When you’re ready, honey, she tells him. Especially when Colton complains that he’s being weird, staring at him across the dinner table.
The shield in his lap is really nice. Smooth and shiny. He rubs his paws across it again and it feels so nice that he has to kick his feet and swish his tail.
Calliope laughs at that (not in a mean way) and stands. She takes the shield back.
“Let’s go show Ma and Auntie Corrin,” she says.
☾
Ma and Auntie Corrin are in the kitchen, sitting at the table with teacups cradled in their hands and incense smouldering in a bowl between them, talking quietly. They stop when they notice Caduceus and Calliope at the backdoor, which has been left ajar. The floor just inside is wet with rain.
“I finished my shield,” announces Calliope, passing it to Ma.
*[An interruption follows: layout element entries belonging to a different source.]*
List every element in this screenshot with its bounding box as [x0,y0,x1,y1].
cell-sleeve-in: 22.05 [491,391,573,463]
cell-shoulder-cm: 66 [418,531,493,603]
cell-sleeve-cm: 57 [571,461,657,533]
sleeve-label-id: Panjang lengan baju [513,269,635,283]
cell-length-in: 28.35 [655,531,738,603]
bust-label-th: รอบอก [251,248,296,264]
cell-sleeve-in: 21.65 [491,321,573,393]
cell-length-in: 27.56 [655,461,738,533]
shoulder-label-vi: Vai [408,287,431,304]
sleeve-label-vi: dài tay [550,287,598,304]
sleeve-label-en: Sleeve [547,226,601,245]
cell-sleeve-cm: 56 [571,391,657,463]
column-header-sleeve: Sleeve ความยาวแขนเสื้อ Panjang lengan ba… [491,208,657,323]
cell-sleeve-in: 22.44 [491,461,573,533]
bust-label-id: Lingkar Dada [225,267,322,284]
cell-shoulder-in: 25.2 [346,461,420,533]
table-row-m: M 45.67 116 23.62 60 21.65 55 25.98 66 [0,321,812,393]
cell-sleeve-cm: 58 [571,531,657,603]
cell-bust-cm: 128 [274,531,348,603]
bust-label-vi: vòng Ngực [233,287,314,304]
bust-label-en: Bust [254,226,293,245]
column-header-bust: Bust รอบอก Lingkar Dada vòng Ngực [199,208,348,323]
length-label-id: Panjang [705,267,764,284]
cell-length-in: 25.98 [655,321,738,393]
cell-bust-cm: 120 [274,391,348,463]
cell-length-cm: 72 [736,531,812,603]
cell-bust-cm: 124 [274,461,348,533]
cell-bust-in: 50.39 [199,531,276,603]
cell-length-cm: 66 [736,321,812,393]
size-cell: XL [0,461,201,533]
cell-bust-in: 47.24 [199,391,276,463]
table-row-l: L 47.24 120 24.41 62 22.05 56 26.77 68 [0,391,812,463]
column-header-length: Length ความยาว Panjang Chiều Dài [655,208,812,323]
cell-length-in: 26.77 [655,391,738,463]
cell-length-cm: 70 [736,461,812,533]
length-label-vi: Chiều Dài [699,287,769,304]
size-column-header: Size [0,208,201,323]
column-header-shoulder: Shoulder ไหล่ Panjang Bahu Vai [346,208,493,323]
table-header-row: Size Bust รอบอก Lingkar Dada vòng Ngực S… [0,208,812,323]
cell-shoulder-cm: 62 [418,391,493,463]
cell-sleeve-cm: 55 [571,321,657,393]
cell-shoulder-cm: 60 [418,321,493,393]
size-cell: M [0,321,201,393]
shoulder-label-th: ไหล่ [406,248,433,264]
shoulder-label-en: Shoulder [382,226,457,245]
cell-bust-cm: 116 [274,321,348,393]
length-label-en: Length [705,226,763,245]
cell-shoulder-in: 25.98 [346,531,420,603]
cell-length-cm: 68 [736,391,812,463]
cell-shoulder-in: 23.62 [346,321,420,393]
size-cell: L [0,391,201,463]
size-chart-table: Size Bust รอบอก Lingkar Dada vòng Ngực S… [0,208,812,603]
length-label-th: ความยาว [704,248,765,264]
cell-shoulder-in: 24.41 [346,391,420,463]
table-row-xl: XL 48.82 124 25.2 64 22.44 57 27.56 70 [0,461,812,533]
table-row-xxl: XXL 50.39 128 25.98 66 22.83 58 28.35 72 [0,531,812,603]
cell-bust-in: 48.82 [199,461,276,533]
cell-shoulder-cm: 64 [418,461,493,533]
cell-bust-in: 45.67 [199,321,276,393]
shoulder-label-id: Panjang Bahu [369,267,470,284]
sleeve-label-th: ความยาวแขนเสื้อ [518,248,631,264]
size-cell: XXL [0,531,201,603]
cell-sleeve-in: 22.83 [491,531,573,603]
Ma’s eyes light up, pale lilac.
“Oh. This is wonderful, dear,” she exclaims. She turns it this way and that, watching the colours change the same way Caduceus did. She hands it to Auntie Corrin, who does the same.
“Very fine craftmanship,” Auntie Corrin adds, buckling and unbuckling one of the straps on the underside. “A lovely colour too.”
Then she passes it back to Calliope, who hugs it proudly to her chest. She clears her throat after a moment, and holds her head high. “Thank you,” she says. “I’ll be Melora’s finest paladin.”
Ma’s smile is warm and wide. “I’m sure of it.”
And with that, Calliope is gone into the garden, running through the wet grass and calling out to Colton and Pa, leaving Caduceus standing halfway through the kitchen door. He steps back and forth, trying to decide between snail-collecting or asking for jam on bread.
“Are you coming inside, little one?” Auntie Corrin asks him.
Ma pushes herself up from her chair with a groan, her stomach nearly as round as a ripe plum beneath her robes. She lifts Caduceus onto her hip and he nuzzles into her neck, already gathering the end of her braid in his paws.
He’s not sure why he does it — maybe it’s because no-one else had mentioned it, no-one had said what he’d been thinking— but quietly, so quietly, he whispers: “It’s a beetle shield.”
Ma lifts her chin from where it had rested atop his head. She watches with wide, softly questioning eyes.
“Did you say something, honey?” she whisper-asks.
“Beetle,” repeats Caduceus before it’s too much and he hides against Ma’s shoulder.
She pats his back, rubs it in a circle, like the Wildmother’s spiral when they paint it on river stones with blueberry juice.
“The shield’s like a beetle?” Ma asks.
Caduceus nods.
It’s just like those beetles on the washing line and in the hammock with the spiders.
Ma’s eyes grow shiny as she smiles, rubbing spirals between his shoulder blades.
“I love you, little one,” she says, before pressing two kisses to his forehead.
She sits him down at the table and pours him a cup of tea and cuts him a slice of bread, spreading raspberry jam across it with a wooden knife. As they drink Ma pinky-promises that neither she nor Auntie Corrin will tell the others he spoke. Not until he’s ready.